Taoiseach Micheál Martin has opened up about the tragic death of his young daughter Leana during a candid interview with Ryan Tubridy.
The 64-year-old’s seven-year-old daughter passed away at Great Ormond Street Hospital in London back in 2010.
Her death came 11 years after Micheál and his wife Mary lost their son Ruairí to cot death at just five weeks old.
Speaking on The Bookshelf with Ryan Tubridy podcast, the Taoiseach described that time as a “very bleak period” in his life.
He said: “We had terrible personal trauma in our lives when we lost Leana, in particular. We lost Rory earlier in 1999. Along with losing Leana back in 2010, we had the [financial] crash as well.
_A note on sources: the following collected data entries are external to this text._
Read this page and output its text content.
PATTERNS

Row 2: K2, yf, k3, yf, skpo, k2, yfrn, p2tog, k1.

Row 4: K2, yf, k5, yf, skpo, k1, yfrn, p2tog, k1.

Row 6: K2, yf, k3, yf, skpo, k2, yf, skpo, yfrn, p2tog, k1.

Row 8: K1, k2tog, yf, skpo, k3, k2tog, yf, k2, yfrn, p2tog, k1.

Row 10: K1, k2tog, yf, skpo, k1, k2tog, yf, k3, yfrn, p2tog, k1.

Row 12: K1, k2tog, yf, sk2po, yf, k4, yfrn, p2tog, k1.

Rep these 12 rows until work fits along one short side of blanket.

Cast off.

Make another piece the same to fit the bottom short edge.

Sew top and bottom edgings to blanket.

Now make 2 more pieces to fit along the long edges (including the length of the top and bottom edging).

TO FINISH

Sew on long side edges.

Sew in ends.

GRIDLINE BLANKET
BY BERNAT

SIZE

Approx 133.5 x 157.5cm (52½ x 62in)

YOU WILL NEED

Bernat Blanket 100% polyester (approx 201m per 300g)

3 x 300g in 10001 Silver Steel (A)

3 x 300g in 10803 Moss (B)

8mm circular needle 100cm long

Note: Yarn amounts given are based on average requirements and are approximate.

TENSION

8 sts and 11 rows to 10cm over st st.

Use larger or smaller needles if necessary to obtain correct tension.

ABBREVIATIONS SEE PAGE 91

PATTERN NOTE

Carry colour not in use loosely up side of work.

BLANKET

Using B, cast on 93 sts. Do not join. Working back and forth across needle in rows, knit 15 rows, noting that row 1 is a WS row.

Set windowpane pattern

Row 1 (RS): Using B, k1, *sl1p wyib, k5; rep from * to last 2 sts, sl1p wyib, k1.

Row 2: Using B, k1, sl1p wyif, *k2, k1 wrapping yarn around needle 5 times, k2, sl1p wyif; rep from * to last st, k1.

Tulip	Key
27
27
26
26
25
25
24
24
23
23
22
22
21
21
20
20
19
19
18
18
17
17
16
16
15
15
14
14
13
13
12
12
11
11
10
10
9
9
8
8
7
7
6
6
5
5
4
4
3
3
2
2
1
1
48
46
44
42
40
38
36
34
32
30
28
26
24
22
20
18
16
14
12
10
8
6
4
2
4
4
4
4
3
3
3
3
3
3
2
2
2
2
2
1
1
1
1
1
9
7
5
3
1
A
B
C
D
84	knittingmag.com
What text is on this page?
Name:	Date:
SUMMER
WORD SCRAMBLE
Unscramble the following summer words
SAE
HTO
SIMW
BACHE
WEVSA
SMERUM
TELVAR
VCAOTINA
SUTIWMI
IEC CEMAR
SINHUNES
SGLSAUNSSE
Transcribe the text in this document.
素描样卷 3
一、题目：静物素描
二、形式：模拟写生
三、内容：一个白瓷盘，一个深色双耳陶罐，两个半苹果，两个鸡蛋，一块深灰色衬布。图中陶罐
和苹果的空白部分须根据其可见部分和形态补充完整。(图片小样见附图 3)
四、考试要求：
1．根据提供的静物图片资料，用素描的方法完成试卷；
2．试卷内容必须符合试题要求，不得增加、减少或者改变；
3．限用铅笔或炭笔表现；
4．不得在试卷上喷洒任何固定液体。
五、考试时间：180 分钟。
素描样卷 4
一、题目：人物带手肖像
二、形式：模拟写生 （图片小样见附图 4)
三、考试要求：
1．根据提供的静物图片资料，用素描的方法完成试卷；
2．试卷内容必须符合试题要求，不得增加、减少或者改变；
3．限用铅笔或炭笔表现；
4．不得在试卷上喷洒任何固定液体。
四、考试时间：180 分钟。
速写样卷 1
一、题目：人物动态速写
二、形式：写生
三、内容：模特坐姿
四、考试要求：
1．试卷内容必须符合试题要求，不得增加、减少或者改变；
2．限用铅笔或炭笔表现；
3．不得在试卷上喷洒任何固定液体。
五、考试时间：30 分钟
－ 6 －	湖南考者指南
“That was a very bleak period in life. You had to kind of come through that, and you weren’t.. I have to be honest, whether one was doing it as rationally as one would like to think in hindsight is an open question.”
The Cork native said the support of his family and their community helped ease his grief.
“With Leana, having had an earlier traumatic hit which you don’t expect in life, I think that all that kind of thing helped,” he explained.
“If I know of someone who’s gone through a period, or if they’ve lost someone, I say, ‘Look, get routine into your life’. It’s very basic. Get out, walk, get back to nature.
“I find I did a lot of walking. It’s probably why I’m walking so much now. I haven’t got off the walking. I could walk miles and it gave me something. I’d walk the fields that I used to walk with Leana in West Cork.”

“I used to be telling stories to Leana when she was a child,” he continued. “I’d tell this great story about the bull threatening her older sister, and the bull coming down the field, and Leana stood up to the bull.
“Leana had every word of that off by heart when I said it at night, going to bed. I remember one night I left out ‘Leana looked at the bull’ and, you know, you’re half falling asleep when you’re telling stories…
“Leana said, ‘Ferociously’, because I left out the word ferociously. She was seven at the time,” he added.